L’ouvrage commence par une présentation détaillée du Saint-Empire, les origines sont rappelées (en 862, lorsque le roi de Germanie, Othon Ier, a été couronné empereur par le pape) ainsi que les caractéristiques originales. Le Saint-Empire est un espace polycentrique, sans capitale fixe, constitué d’environ 180 fiefs laïcs et 130 fiefs ecclésiastiques. Depuis le milieu du Xe siècle, le successeur présumé de l’empereur doit être élu par certains princes (les princes électeurs), et non pas déterminé par l’hérédité dynastique. Le Saint-Empire est une communauté juridique, et non un Etat politique à la française. L’équilibre des pouvoirs Etatiques entre l’empereur et les Etats d’Empire est en conséquence toujours fluctuant et donc conflictuel.

La dynastie des Habsbourg est indissociable du Saint-Empire, puisque les empereurs en sont tous issus de 1438 à 1806 (sauf pendant un court intervalle de temps, entre 1742 et 1745).

L’ouvrage s’attarde en détail sur l’enjeu politique que constitue la religion pour le Saint-Empire. Les dissensions politiques qui font le quotidien de la culture politique du Saint-Empire ont été amplifiées par la Réforme protestante. Il est rappelé le rôle de la Paix d’Augsbourg (1555), par laquelle le choix confessionnel est officiellement remis aux princes et aux chevaliers libres, tandis que les individus ne reçoivent que le droit d’émigrer en cas de dissidence avec le culte du prince. Toutefois, l’importance de cet accord est minoré par une exception pour les principautés ecclésiastiques, celle de la clause du réservat ecclésiastique (si un prince catholique se convertit au luthéranisme, il doit renoncer à ses fonctions spirituelles et temporelles, et son territoire reste dans le giron de l’Eglise catholique). De plus, le calvinisme n’est pas reconnu par la paix d’Augsbourg (ni les juifs, soumis à une juridiction spécifique).
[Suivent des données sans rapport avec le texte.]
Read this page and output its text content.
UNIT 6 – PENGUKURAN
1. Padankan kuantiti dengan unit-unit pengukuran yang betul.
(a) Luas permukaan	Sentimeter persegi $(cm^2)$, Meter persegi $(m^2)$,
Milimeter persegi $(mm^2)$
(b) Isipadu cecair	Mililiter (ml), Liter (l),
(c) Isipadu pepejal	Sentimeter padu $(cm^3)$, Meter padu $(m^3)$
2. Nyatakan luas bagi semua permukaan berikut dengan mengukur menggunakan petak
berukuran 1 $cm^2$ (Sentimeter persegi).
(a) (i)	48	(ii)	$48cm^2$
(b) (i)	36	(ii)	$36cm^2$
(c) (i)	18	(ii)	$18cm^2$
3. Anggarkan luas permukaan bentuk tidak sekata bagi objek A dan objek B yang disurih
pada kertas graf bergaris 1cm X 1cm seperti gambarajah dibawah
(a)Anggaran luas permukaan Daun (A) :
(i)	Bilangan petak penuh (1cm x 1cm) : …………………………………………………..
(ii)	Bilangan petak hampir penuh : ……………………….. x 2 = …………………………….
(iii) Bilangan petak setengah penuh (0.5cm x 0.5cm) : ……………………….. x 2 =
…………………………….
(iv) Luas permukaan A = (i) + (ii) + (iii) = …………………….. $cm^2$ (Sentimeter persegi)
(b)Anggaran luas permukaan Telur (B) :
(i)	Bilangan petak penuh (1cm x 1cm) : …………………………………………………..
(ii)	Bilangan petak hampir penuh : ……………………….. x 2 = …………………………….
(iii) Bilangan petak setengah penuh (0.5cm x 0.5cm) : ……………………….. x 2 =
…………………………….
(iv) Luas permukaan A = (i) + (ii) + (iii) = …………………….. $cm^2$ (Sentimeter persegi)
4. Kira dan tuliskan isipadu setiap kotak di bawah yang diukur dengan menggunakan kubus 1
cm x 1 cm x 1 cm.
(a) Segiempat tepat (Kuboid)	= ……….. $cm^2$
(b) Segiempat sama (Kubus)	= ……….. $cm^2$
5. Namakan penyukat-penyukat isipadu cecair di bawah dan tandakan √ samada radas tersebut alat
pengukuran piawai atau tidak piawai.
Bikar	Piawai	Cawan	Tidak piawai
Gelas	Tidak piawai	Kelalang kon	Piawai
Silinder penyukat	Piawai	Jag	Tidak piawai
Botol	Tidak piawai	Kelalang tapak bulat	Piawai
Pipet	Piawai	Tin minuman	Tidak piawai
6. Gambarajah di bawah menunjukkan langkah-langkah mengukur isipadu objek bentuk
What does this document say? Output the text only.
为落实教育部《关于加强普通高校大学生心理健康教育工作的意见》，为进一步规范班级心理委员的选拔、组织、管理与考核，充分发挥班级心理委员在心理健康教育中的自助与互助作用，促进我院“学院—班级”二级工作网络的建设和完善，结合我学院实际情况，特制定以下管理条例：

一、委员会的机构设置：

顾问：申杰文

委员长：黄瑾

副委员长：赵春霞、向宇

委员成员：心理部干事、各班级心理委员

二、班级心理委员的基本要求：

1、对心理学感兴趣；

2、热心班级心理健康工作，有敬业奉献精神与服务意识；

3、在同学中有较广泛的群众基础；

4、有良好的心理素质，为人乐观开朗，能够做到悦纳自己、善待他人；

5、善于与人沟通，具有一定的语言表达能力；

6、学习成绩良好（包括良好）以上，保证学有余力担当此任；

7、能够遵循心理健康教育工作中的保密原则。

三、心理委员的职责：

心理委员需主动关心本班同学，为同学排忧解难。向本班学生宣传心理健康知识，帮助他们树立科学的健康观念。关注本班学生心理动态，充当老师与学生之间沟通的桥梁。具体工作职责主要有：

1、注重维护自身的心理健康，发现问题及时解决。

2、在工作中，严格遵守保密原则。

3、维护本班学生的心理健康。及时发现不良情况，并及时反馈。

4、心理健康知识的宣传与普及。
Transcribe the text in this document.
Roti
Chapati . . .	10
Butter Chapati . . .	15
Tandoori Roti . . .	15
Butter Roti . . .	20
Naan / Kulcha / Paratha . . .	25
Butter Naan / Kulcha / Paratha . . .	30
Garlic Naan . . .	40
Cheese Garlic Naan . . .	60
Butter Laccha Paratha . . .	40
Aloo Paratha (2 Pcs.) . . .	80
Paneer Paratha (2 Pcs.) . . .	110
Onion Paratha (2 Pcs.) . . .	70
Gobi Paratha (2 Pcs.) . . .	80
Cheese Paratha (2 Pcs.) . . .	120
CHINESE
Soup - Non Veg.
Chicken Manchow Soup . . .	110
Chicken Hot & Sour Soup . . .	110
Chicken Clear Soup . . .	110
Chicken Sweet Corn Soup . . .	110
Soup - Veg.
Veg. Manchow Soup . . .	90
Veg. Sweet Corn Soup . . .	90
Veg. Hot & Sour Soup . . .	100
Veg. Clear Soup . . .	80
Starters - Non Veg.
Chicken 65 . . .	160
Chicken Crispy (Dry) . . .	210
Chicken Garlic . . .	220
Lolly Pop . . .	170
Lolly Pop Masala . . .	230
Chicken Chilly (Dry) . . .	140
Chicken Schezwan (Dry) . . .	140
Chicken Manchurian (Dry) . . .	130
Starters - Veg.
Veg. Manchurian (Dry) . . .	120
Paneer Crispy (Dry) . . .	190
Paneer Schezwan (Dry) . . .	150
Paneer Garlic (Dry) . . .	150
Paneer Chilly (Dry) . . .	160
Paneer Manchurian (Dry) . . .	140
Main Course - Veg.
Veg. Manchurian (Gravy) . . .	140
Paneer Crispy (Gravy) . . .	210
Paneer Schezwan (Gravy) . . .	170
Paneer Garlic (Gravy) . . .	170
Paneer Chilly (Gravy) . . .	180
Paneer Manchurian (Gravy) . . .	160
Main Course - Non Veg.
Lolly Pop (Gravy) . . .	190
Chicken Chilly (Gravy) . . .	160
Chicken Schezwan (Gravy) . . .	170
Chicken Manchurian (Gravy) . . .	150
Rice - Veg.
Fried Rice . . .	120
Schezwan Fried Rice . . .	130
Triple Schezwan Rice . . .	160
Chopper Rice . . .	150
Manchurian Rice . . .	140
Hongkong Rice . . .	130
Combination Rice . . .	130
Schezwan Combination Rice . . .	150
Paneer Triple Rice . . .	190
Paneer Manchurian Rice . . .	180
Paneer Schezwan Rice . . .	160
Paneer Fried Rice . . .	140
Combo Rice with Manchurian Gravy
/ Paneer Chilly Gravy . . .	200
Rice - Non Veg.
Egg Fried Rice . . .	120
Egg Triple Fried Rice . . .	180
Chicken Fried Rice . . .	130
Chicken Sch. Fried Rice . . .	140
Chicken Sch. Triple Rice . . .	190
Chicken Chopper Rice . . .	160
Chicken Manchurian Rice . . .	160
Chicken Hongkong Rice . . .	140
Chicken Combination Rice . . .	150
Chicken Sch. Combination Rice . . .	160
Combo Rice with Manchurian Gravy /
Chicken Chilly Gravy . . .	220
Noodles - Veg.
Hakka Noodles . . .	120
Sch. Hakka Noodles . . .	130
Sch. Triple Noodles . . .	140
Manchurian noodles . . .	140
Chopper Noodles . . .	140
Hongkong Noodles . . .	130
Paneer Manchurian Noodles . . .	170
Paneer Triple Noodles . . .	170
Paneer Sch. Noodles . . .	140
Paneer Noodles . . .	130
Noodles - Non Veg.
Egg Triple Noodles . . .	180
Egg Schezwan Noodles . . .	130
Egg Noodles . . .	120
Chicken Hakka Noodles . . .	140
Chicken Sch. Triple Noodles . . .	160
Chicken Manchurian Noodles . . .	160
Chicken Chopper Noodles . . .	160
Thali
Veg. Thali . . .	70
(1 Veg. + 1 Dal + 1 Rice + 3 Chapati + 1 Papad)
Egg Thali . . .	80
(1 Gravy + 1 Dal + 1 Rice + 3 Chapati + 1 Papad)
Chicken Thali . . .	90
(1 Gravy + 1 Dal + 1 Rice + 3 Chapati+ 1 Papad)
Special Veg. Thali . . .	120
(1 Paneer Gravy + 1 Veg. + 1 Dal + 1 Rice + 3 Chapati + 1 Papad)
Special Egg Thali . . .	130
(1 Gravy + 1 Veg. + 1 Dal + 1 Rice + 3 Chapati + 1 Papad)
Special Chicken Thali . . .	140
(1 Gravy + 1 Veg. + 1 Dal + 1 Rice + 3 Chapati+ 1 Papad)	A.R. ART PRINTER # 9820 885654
L’étincelle qui met le feu aux poudres par une série de réactions est la réaction centralisatrice et catholique de l’empereur face à des nobles tchèques qui veulent affirmer un droit de participation au pouvoir. Il y va donc d’abord de la répartition des pouvoirs entre l’empereur et des nobles de Bohême. De fait, la guerre de Trente Ans commence les 23 mai 1618 à Prague, en Bohême, lorsque des nobles tchèques de sensibilité protestante précipitent des représentants de l’empereur par la fenêtre du château.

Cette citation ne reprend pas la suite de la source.